Reversing adapter ring
The first thing you'll need is an adapter ring to mount your lens on backwards. These can be purchased off of ebay for very little (I got mine for $6). One side of the ring mounts to your camera like a normal lens, and the other side screws into the filter threads on the front of you lens. So the filter size for your lens will determine what size reversing ring you will need.
Adjusting for aperture
Changing the aperture varies depending on the lens. For older lenses with aperture rings, there's no difference because you can control it manually. For most newer lenses with digitally controlled apertures, you will find a lever on the back of the lens. Move it back and forth and you will see the aperture open and close. When removed from the camera, some lens apertures close completely, while others stay wide open. You simply need a way to keep the lever where you want it. I usually fold a small bit of paper and stick it between the plastic and the lever to keep it open. On occasion I have even used a small twig. I'm sure you can find your own solution.
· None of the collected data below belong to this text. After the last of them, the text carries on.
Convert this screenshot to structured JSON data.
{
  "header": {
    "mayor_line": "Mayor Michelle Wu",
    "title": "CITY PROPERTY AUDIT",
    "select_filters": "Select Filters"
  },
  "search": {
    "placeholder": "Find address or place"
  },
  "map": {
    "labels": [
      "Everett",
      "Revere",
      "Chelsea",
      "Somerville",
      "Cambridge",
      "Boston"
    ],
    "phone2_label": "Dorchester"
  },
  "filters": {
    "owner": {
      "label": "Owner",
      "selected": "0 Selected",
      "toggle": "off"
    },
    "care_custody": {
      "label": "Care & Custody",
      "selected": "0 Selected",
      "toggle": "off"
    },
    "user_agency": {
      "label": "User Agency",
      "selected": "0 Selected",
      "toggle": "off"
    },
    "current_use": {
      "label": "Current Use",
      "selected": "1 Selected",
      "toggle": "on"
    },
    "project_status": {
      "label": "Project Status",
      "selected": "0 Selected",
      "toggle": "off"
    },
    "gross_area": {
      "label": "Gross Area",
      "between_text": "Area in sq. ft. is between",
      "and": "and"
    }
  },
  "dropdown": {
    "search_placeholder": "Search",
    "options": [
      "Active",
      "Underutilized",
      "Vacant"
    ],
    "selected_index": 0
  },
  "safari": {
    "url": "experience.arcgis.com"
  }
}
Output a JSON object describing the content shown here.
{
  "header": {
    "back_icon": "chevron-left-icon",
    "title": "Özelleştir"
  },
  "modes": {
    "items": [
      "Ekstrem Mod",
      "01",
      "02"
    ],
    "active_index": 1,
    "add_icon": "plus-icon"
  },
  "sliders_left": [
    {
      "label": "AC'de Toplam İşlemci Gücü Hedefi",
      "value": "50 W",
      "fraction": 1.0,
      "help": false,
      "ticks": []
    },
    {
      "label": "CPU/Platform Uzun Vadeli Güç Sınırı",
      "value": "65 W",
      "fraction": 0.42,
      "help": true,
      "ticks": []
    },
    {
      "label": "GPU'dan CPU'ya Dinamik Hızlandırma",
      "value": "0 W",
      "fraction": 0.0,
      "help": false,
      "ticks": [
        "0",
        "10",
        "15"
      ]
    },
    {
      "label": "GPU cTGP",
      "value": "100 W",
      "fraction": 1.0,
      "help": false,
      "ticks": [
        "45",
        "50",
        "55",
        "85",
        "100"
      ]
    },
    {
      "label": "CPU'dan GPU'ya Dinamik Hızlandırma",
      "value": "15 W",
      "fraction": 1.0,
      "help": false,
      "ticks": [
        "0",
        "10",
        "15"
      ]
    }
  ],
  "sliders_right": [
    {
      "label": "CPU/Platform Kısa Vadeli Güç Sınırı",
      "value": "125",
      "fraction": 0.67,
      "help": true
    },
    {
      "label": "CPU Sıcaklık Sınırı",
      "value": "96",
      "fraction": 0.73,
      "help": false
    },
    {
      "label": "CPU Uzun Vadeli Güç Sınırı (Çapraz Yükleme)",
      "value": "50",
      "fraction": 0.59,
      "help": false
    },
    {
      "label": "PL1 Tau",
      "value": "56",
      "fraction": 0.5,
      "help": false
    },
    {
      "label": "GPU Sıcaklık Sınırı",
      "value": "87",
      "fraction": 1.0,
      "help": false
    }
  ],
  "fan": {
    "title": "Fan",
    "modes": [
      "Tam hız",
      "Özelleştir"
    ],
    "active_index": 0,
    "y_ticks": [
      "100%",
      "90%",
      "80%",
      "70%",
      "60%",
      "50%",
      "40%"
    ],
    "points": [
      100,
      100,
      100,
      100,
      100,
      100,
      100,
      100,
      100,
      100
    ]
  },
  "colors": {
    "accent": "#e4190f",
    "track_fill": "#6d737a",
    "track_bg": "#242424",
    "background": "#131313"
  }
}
For Canon EOS lenses, a little trick is needed. Mount the lens normally, set your desired aperture, then press the DOF preview button. While holding it, remove the lens. This will keep the aperture set to that position.
Adjusting for focus
Your ability to focus to infinity is now gone. Looking through your viewfinder, you will only see blurry colors. Your focus range will be very limited and you will need to approach your subject very closely in order to get it into focus. The more telephoto your lens, the more focusing distance you have. However, the magnification level will be less. Wide angles have the greatest magnification factor, but the shortest focusing distance (almost to the point of touching your subject with the lens).
A few more things
Make sure your camera is in manual mode, otherwise it will complain that there is no lens attached. You will have a very narrow depth of field, and lack of light is also a common problem. These are hurdles of general macro photography, so you may need to brush up on how to take macro shots.